Mais quoi : n’étaient encor ces faibles étançons

Et ces fruits mi-rongés dont nous le nourrissons,

L’Amour mourrait de faim et cherrait en ruine :


Écrivons attendant de plus fermes plaisirs,

Et si le temps domine encor sur nos désirs,

Faisons que sur le temps la constance domine.




Stances de la Mort


…..
O la plaisante Mort qui nous pousse à la Vie,

Vie qui ne craint plus d'être ravie !

O le vivre cruel qui craint encor la Mort !

Ce vivre est une Mer où le bruyant orage

Nous menace à tous coups d'un assuré naufrage :

Faisons, faisons naufrage, et jettons nous au Port.

…..


Je m’ennuie de vivre


Je m'ennuie, de vivre, et mes tendres années,

Gémissant sous le faix de bien peu de journées,

Me trouvent au milieu de ma course cassé :

Si n'est-ce pas du tout par défaut de courage,

Mais je prends, comme un port à la fin de l'orage,

Dédain de l'avenir pour l'horreur du passé.

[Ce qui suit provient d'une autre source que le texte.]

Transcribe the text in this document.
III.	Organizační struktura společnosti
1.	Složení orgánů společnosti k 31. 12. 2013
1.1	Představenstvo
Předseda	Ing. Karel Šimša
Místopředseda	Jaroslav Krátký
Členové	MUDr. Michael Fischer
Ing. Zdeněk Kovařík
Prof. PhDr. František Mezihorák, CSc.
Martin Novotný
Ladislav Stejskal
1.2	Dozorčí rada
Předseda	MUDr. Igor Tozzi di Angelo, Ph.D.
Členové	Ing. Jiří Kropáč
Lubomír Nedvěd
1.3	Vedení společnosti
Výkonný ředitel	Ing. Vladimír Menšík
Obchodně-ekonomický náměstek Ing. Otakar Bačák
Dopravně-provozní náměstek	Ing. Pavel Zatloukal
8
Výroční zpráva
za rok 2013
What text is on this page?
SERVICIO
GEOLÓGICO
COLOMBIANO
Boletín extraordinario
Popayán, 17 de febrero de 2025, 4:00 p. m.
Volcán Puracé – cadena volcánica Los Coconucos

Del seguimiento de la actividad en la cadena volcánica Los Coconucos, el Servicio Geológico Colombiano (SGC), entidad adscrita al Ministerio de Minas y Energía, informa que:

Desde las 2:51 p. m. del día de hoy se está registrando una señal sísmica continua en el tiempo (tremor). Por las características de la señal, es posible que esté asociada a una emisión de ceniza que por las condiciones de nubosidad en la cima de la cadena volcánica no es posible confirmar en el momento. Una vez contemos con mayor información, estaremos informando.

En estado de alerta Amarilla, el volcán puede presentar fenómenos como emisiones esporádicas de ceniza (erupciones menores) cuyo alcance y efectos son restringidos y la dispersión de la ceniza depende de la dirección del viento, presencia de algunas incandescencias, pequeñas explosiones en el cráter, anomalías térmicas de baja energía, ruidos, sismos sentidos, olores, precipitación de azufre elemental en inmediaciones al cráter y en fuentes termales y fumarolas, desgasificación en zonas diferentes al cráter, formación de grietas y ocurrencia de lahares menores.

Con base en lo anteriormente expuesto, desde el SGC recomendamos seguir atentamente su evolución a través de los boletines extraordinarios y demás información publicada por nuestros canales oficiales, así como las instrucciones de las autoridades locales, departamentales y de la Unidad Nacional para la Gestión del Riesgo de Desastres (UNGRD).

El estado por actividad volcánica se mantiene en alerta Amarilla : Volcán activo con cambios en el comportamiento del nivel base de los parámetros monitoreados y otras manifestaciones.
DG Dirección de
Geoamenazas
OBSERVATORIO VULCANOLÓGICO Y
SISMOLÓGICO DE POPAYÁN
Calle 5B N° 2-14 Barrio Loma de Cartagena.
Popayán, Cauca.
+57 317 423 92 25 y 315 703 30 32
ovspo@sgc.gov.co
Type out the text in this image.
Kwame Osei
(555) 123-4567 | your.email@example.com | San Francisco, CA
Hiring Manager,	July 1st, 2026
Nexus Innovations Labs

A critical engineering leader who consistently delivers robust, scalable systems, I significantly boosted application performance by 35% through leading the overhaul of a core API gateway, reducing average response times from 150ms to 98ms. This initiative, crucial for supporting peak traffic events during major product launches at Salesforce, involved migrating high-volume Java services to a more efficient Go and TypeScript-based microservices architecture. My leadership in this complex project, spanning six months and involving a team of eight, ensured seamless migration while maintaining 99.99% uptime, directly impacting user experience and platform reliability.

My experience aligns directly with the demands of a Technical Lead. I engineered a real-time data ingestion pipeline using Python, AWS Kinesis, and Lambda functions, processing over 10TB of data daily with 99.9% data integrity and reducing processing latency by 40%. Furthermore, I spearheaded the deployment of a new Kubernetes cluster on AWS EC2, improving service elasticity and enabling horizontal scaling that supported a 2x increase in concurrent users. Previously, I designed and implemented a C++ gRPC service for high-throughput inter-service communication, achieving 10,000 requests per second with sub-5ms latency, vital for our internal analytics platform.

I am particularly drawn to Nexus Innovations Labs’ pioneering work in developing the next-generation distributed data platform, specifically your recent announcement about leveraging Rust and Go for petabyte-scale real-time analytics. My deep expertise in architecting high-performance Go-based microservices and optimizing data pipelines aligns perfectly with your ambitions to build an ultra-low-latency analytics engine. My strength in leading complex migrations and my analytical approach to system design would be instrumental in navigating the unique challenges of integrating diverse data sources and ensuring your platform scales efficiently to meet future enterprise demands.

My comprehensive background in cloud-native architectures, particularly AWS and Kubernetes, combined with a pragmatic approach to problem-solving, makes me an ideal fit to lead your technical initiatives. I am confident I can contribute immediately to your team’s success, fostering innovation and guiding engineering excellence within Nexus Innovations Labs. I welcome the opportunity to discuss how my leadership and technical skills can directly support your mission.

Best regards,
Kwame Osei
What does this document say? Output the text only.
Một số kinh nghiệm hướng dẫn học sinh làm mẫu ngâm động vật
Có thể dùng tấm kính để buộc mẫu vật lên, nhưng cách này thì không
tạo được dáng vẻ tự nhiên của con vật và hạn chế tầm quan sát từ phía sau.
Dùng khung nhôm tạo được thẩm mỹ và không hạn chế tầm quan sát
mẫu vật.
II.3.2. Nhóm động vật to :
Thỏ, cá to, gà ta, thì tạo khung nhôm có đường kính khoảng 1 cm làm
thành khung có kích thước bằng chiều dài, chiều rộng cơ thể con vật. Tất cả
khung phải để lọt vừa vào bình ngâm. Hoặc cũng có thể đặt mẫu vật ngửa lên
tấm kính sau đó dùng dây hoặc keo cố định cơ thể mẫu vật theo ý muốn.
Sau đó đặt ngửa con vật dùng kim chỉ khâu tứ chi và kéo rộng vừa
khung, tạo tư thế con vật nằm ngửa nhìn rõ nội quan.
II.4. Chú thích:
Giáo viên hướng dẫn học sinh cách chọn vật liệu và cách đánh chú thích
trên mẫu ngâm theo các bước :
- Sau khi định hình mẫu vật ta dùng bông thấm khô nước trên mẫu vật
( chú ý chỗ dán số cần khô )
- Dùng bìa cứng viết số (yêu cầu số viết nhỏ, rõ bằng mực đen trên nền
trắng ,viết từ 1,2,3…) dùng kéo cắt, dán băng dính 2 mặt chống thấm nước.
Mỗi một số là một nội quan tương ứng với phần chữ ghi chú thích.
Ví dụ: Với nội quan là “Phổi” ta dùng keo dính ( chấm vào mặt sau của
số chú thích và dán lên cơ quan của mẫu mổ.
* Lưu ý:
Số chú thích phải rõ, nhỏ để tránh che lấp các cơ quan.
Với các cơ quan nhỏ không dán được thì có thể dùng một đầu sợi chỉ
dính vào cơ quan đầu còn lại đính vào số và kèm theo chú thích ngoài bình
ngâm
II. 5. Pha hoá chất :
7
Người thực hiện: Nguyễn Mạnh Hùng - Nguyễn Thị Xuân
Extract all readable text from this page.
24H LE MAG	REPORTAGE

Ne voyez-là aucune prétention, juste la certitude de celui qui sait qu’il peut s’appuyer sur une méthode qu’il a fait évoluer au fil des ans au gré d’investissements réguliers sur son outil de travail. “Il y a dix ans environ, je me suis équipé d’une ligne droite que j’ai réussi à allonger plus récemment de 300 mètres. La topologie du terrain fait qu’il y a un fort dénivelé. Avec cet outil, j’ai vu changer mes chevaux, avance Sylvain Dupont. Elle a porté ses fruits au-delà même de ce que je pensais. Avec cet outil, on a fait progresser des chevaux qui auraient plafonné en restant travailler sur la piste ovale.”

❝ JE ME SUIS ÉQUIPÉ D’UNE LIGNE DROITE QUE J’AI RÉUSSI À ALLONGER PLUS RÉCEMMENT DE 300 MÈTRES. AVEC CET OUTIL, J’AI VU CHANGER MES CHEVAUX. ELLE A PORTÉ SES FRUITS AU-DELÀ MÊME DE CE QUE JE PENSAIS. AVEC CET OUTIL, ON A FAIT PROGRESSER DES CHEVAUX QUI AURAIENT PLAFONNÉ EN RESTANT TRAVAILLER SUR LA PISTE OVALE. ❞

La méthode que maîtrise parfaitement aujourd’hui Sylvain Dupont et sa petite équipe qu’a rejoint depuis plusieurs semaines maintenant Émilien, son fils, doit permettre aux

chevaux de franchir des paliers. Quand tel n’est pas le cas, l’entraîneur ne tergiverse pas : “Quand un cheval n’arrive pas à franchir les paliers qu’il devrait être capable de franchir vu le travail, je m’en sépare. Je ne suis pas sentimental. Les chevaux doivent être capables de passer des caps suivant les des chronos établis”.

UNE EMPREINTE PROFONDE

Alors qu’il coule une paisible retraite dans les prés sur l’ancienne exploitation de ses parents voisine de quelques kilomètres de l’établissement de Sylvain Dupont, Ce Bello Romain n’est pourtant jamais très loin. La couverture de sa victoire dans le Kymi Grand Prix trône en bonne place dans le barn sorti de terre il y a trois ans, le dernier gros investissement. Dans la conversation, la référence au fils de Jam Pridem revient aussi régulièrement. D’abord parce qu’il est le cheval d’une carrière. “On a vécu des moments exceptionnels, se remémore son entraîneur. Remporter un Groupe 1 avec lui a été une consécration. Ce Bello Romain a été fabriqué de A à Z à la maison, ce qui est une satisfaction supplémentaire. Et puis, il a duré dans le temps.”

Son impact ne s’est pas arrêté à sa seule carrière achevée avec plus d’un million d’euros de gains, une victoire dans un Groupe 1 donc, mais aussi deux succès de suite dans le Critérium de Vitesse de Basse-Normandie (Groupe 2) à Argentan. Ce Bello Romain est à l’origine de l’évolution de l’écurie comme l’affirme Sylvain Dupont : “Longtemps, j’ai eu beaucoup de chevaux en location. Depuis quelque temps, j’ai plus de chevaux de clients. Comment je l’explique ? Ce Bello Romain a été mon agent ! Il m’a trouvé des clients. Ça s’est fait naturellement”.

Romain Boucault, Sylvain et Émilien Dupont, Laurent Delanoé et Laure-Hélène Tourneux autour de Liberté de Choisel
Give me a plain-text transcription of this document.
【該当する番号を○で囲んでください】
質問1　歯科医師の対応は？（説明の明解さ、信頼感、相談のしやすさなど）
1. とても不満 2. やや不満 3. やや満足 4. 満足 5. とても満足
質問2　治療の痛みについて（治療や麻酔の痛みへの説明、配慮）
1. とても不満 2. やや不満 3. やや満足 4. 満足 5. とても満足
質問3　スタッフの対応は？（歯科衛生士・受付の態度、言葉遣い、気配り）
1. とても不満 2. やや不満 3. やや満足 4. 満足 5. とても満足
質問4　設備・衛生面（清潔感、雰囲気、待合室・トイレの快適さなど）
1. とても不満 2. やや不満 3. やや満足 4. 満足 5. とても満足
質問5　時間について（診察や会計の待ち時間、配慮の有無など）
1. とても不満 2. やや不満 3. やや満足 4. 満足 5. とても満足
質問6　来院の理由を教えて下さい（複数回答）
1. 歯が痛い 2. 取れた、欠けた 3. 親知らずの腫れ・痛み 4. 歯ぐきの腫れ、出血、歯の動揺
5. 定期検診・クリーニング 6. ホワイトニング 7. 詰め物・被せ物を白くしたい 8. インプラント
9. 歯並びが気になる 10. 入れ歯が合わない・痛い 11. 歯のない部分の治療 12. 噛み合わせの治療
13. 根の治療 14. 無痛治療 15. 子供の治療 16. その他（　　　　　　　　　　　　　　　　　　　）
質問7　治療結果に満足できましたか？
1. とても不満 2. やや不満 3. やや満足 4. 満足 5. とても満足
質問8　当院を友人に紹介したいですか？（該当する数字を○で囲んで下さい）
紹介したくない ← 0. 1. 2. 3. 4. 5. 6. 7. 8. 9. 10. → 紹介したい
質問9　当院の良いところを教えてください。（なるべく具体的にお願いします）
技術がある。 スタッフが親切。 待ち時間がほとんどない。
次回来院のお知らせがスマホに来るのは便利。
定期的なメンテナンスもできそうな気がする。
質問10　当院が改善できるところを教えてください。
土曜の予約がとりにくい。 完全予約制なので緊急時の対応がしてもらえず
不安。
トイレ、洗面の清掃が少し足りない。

J'ai vu comme le Monde embrasse ses délices,

Et je n'embrasse rien au Monde que supplices,

Ses gais printemps me sont de funestes hivers,

Le gracieux Zéphir de son repos me semble

Un Aquilon de peine, il s'assure et je tremble,

Ô que nous avons donc de desseins bien divers !


Ce Monde, qui croupit ainsi dedans soi-même,

N'éloigne point jamais son cœur de ce qu'il aime,

Et ne peut rien aimer que sa difformité :

Mon esprit au contraire hors du Monde m'emporte,

Et me fait approcher des Cieux en telle sorte

Que j'en fais désormais l'amour à leur beauté.



Mais si mon faible corps qui comme l’eau s’écoule


Mais si mon faible corps qui comme l’eau s’écoule,

(Et s’affermit encor plus longtemps qu’un plus fort,)

S’avance à tous moments vers le seuil de la mort,

Et que mal dessus mal dans le tombeau me roule,


Pourquoi tiendrai-je roide à ce vent qui saboule

Le Sablon de mes jours d’un invincible effort ?

Faut-il pas réveiller cette Ame qui s’endort,

De peur qu’avec le corps la Tempête la foule ?


Laisse dormir ce corps, mon Ame, et quant à toi

Veille, veille et te tiens alerte à tout effroi,

Garde que ce Larron ne te trouve endormie :


Le point de sa venue est pour nous incertain,

Mais, mon Ame, il suffit que cet Auteur de Vie

Nous cache bien son temps, mais non pas son dessein.